All the Zombies’ studio material (including RIP), along with a ton of outtakes and BBC sessions, was released on the 1997 box set Zombie Heaven. The strength and weakness of this set are the same – it’s compiled by someone who can say things like “While most collections of demos and ‘works in progress’ can be testing for the listener, in the case of the Zombies that maxim does not apply, for they could literally do no wrong.”
In other words, it’s a four-CD box set that should really be a three-CD box, and would be better for it, but it does contain everything, so if you see it going cheap it should be the one you go for. It is definitely worth owning – many of the outtakes and sessions on it are well worth listening to – but a bit overlong.
Paradoxically, however, given those comments, I would urge anyone who likes O&O to get Into The Afterlife, a compilation mostly consisting on immediate post-Zombies work by Argent, White and Blunstone. Containing Blunstone’s solo singles as Neil Macarthur (including his remake of She’s Not There, some of the RIP tracks with just the vocals and string overdubs, and some songwriting demos by Argent and White for what was to become Argent, one would imagine it would be awful. In fact it’s the second-best ‘Zombies’ album.
After the split, Blunstone, White and Argent continued working together on Blunstone’s early solo albums – White and Argent producing and contributing songs (though Blunstone grew a lot as a songwriter himself), and Argent (the band) acting as backing musicians. The first of these solo albums, One Year, is one of the all-time great albums – even Holly, my wife, who’s not a Zombies fan, enjoys Blunstone’s early solo work. For most of the album, the only backing is a string quintet, and the arrangements are some of the best I’ve ever heard on a rock/pop album – more Bartok than anything else, and working in conversation with the vocals rather than just backing. Particularly extraordinary is the cover of Tim Hardin’s Misty Roses, with an extended break just for the strings, and the cover of Denny Laine’s Say You Don’t Mind was a big hit, but the whole thing is essential – in a just world it should be rated as highly as Pet Sounds or Astral Weeks
Blunstone’s second solo album, Ennismore was also produced by Argent and White, and while it’s a more conventional-sounding album, it’s still extraordinarily good, containing the minor hit Andorra, the wonderful Russ Ballard song I Don’t Believe In Miracles and Blunstone’s own How Wrong Can One Man Be? (VERY obviously influenced by Tim Hardin, but no worse for that). On CD, it’s paired with Blunstone’s third album, Journey, which was produced by White alone. While decent, this is nowhere near up to the standard of the first two.

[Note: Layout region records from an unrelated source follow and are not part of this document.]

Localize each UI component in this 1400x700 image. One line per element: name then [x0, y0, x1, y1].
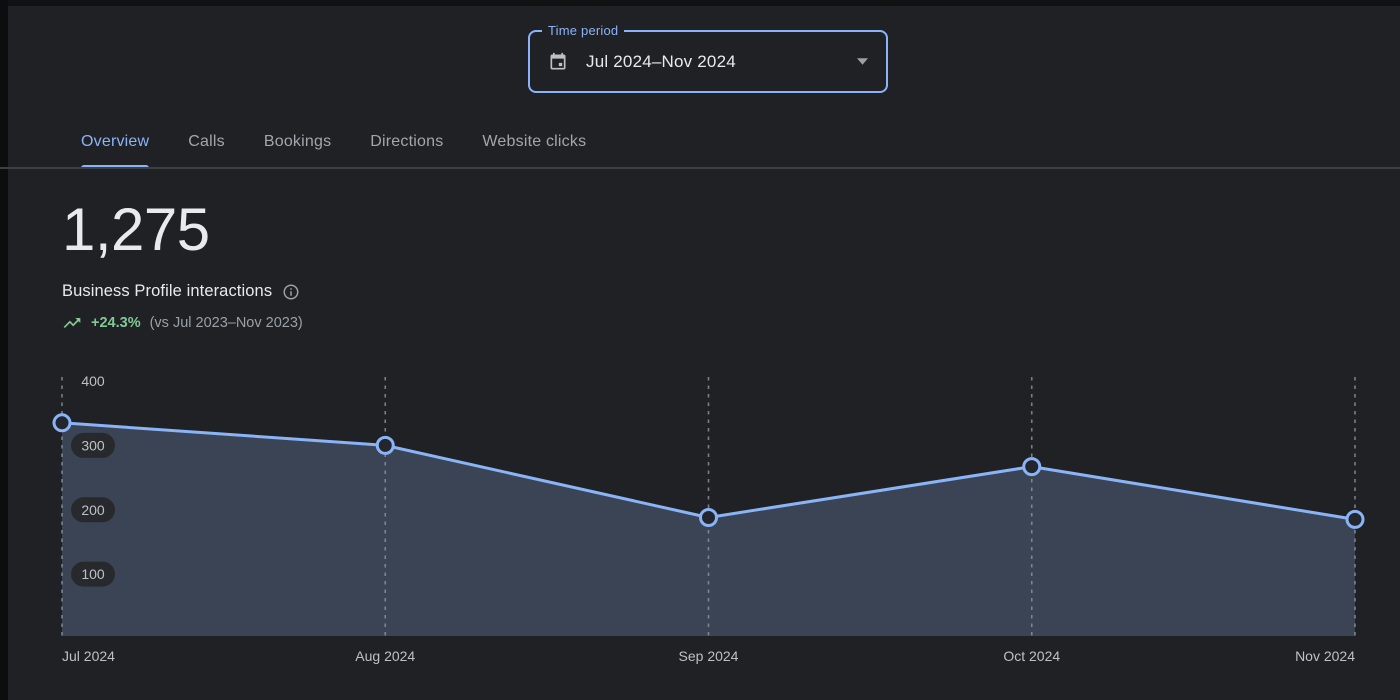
y-tick-label: 200 [81, 502, 105, 518]
trend-comparison: (vs Jul 2023–Nov 2023) [149, 315, 303, 331]
x-tick-label: Aug 2024 [355, 648, 415, 664]
tab-overview[interactable]: Overview [81, 115, 150, 168]
y-tick-pill [71, 497, 115, 523]
x-tick-label: Nov 2024 [1295, 648, 1355, 664]
data-point-jul-2024[interactable] [52, 413, 72, 433]
y-tick-label: 100 [81, 566, 105, 582]
x-tick-label: Oct 2024 [1003, 648, 1060, 664]
metric-label: Business Profile interactions [62, 282, 273, 300]
metric-label-row: Business Profile interactions [62, 282, 300, 301]
info-icon[interactable] [282, 283, 300, 301]
trending-up-icon [63, 318, 81, 328]
tab-website-clicks[interactable]: Website clicks [482, 115, 586, 168]
tab-label: Calls [188, 132, 225, 150]
y-tick-pill [71, 561, 115, 587]
window-edge-left [0, 0, 8, 700]
data-point-aug-2024[interactable] [375, 435, 395, 455]
tab-calls[interactable]: Calls [188, 115, 225, 168]
calendar-icon [550, 52, 566, 69]
time-period-selector[interactable]: Time period Jul 2024–Nov 2024 [528, 23, 888, 93]
active-tab-indicator [81, 165, 150, 168]
time-period-label: Time period [542, 23, 625, 38]
data-point-nov-2024[interactable] [1345, 509, 1365, 529]
trend-delta: +24.3% [91, 315, 141, 331]
y-tick-label: 400 [81, 373, 105, 389]
tab-label: Website clicks [482, 132, 587, 150]
tab-directions[interactable]: Directions [370, 115, 443, 168]
tab-label: Overview [81, 132, 150, 150]
metric-value: 1,275 [62, 196, 210, 263]
tab-label: Bookings [263, 132, 332, 150]
y-tick-pill [71, 432, 115, 458]
window-edge-top [0, 0, 1400, 6]
data-point-sep-2024[interactable] [699, 508, 718, 527]
chevron-down-icon [857, 58, 868, 65]
tab-bar: Overview Calls Bookings Directions Websi… [81, 115, 586, 168]
x-tick-label: Sep 2024 [679, 648, 739, 664]
trend-row: +24.3% (vs Jul 2023–Nov 2023) [62, 313, 303, 333]
tab-bar-divider [0, 167, 1400, 169]
y-tick-label: 300 [81, 437, 105, 453]
tab-label: Directions [370, 132, 444, 150]
data-point-oct-2024[interactable] [1022, 457, 1042, 477]
time-period-value: Jul 2024–Nov 2024 [586, 51, 736, 71]
tab-bookings[interactable]: Bookings [264, 115, 331, 168]
x-tick-label: Jul 2024 [62, 648, 115, 664]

Pretty much nothing the Zombies have done together or apart since Ennismore has been worth bothering with (though I’ve bothered with quite a bit of it), but it’s worth getting the live Odessey And Oracle (Revisited) DVD, the soundtrack of which those of you on Spotify can hear here.
Spotify doesn’t have any of the Zombies’ studio recordings, although it does have some Blunstone solo stuff (and Blunstone/Argent reunion Zombies stuff) mislabelled as the Zombies. It doesn’t have the first two albums, but there are a couple of Blunstone best-ofs (like this one ) which are made up almost entirely of tracks from the first three albums and should give you an idea of their quality.